Because I was a coward.

I'd been dating this girl for a while, and to outside observers we probably looked like a really happy couple. Truth is, half of us were but the other half was just going through the motions. We'd go on dates and trips and stuff, but I never really felt any emotional attachment. For some reason I felt faking this relationship was better than not having one at all. No matter how much I wanted it to, I never felt that overpowering passion I had in previous relationships. At the time I chalked it up to my prior relationship crashing and burning horribly, and I was jaded into believing I couldn't feel love like that again. I cared about her, and I could tell she really loved me, so I carried on playing the part of the good boyfriend. I wasn't happy, but she was, so I found consolation in that for a while.

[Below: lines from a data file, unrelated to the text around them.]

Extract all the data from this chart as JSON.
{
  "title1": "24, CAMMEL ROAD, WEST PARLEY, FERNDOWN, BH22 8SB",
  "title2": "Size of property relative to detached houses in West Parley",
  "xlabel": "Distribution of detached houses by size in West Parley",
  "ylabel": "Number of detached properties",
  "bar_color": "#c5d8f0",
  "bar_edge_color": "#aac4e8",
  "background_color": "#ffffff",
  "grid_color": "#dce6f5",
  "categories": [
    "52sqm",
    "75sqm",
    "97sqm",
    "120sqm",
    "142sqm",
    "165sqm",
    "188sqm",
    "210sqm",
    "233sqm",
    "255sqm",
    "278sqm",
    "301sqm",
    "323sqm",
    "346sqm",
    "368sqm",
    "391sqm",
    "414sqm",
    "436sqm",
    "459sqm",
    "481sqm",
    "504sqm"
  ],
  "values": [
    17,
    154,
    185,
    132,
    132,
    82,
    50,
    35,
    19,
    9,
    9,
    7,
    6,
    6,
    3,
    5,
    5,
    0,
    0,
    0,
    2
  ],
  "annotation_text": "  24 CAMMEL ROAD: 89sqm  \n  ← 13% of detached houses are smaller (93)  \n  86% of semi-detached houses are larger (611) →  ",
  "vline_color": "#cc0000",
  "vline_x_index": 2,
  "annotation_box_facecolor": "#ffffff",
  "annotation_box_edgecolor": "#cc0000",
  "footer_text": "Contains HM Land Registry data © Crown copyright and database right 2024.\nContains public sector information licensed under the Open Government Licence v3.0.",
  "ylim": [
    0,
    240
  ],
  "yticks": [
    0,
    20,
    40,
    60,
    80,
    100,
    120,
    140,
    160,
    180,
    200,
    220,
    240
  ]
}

But I was constantly mentally exhausted and the numbness made me worry I may be battling depression.

But then I met her.

And suddenly I felt things again. When I was around her I got those nervous butterflies I hadn't felt in years. When I wasn't around her, I was impatiently waiting for the next opportunity to see her again. She amplified just how little I felt in my current relationship. Something about her just drew me in.

But I was still supposed to play the good boyfriend. Except now I realized how much harm I'd been doing by doing so. I'd led a girl on to falling in love with me and wasted so much of her time on a relationship I was never that interested in. I decided the responsible thing was to end it before pursuing anything else further with the new girl.

Except I was a coward. When it came time to do so, I just couldn't bring myself to do it. It would have been such a blind sided breakup, it would've crushed her. And even though I didn't have romantic feelings for her, I still felt deeply for her and didn't want to see her hurt. But at the same time I wanted myself to be happy too. I ended up not being able to do it, thinking I'd do it the next weekend instead.

I went on a date with the new girl later that week, ended up sleeping with her, and officially broke up with the former one the day after.